Qu’un maître d’ouvrage doive définir un programme avant de lancer une compétition était un point essentiel. Définie comme première étape de rendu des concours de maîtrise d’œuvre, l’esquisse avait aussi valeur de faisabilité : Jean Millier préconisait une étude au 1/500 vouée à « mettre en compétition sur une prestation la plus légère possible sans nuire à ce qui est indispensable pour choisir un projet et une équipe ». Cette esquisse, qui engageait le maître d’œuvre quant à la traduction du programme, était déjà un travail sérieux nécessitant quatre à huit semaines selon l’échelle des projets. Elle garantissait la compatibilité entre ce stade de rendu, les contraintes du projet et une estimation prévisionnelle du coût des travaux.
D’a : La loi MOP n’ayant pas été jusqu’à indiquer qu’il fallait se limiter à cela, les choses ont ensuite évolué…
Cela a suscité quelques difficultés de compréhension de la part de maîtres d’ouvrage occasionnels qui voyaient dans l’esquisse un simple dessin et non pas une première étape de conception très sérieuse. Frustrés par ce niveau de rendu, certains voulaient en savoir plus. La MIQCP a donc fait passer un décret (n° 93-1268 du 29 novembre 1993) et un arrêté (du 21 décembre 1993) précisant les échelles et le contenu précis des éléments de mission de la loi MOP.

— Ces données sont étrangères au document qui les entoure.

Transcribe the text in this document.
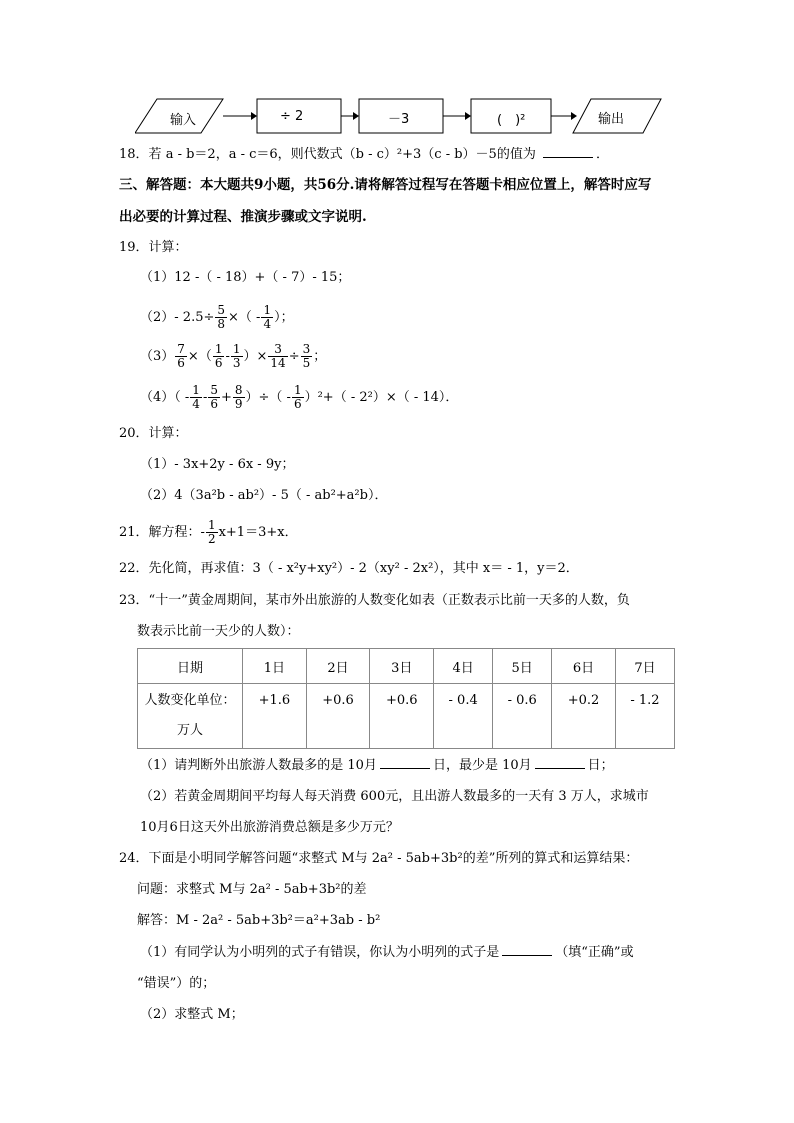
输入	÷ 2	－3	(　)²	输出
18．若 a - b＝2，a - c＝6，则代数式（b - c）²+3（c - b）－5的值为	．
三、解答题：本大题共9小题，共56分.请将解答过程写在答题卡相应位置上，解答时应写
出必要的计算过程、推演步骤或文字说明.
19．计算：
（1）12 -（ - 18）+（ - 7）- 15；
（2）- $2.5\div \frac{5}{8}$ ×（ - $\frac{1}{4}$ ）；
$(3) \frac{7}{6}$ ×（ $\frac{1}{6} - \frac{1}{3}$ ）× $\frac{3}{14} \div \frac{3}{5}$ ；
$(4)( - \frac{1}{4} - \frac{5}{6} + \frac{8}{9}$ ）÷（ - $\frac{1}{6} )^2+( - 2^2)\times( - 14)$．
20．计算：
（1）- 3x+2y - 6x - 9y；
（2）4（3a²b - ab²）- 5（ - ab²+a²b）．
21．解方程：- $\frac{1}{2} x+1=3+x$．
22．先化简，再求值：3（ - x²y+xy²）- 2（xy² - 2x²），其中 x＝ - 1，y＝2．
23．“十一”黄金周期间，某市外出旅游的人数变化如表（正数表示比前一天多的人数，负
数表示比前一天少的人数）：
日期	1日	2日	3日	4日	5日	6日	7日
人数变化单位：
万人	+1.6	+0.6	+0.6	- 0.4	- 0.6	+0.2	- 1.2
（1）请判断外出旅游人数最多的是 10月	日，最少是 10月	日；
（2）若黄金周期间平均每人每天消费 600元，且出游人数最多的一天有 3 万人，求城市
10月6日这天外出旅游消费总额是多少万元？
24．下面是小明同学解答问题“求整式 M与 2a² - 5ab+3b²的差”所列的算式和运算结果：
问题：求整式 M与 2a² - 5ab+3b²的差
解答：M - 2a² - 5ab+3b²＝a²+3ab - b²
（1）有同学认为小明列的式子有错误，你认为小明列的式子是	（填“正确”或
“错误”）的；
（2）求整式 M；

Les maîtres d’ouvrage ont ensuite souhaité disposer de plus d’informations sur les projets. La MIQCP, qui n’est pas favorable aux concours sur APS, a donc défini – sans décret – ce que pouvait être une « esquisse + », état de rendu intermédiaire entre une esquisse et des prestations de type APS. Ce dispositif qui n’existe pas juridiquement satisfait les maîtres d’ouvrage. Dans leurs règlements de concours, beaucoup la demandent sans qu’elle soit normée, d’où une différence entre l’histoire des concours et le droit qui les régit.
Jusqu’en 2008, date de mon arrivée à la MIQCP, tout cela fonctionnait à peu près. Les maîtres d’œuvre comprenaient ces attentes et des primes correctes les rétribuaient. Nous avions toutefois le sentiment qu’une vigilance s’imposait face aux risques de dérives, notamment avec le recours à des assistants à maîtres d’ouvrage et la complexification des exigences réglementaires, en particulier liées aux nouvelles réglementations thermiques.
D’a : Assiste-t-on à une demande inflationniste des exigences des maîtres d’ouvrage sur le plan technique ou en matière d’économie d’énergie et de normes environnementales ?
Dans le domaine des évolutions normatives et des exigences thermiques et techniques, il y a maldonne. À la MIQCP, nous entendons parler de simulations thermodynamiques à réaliser, bien qu’elles n’aient aucun sens au stade du concours. Seules les études ultérieures d’un projet peuvent permettre de faire ce type de simulation de façon pertinente. Les calculs au stade du concours permettent de comparer des options de choix d’implantation, de volumétrie, de compacité, etc., et cela, sans valeur absolue. Lors des formations organisées par la MIQCP, nous nous attachons à inciter les maîtres d’ouvrage à ramener le balancier vers un simple rendu d’esquisse. (...)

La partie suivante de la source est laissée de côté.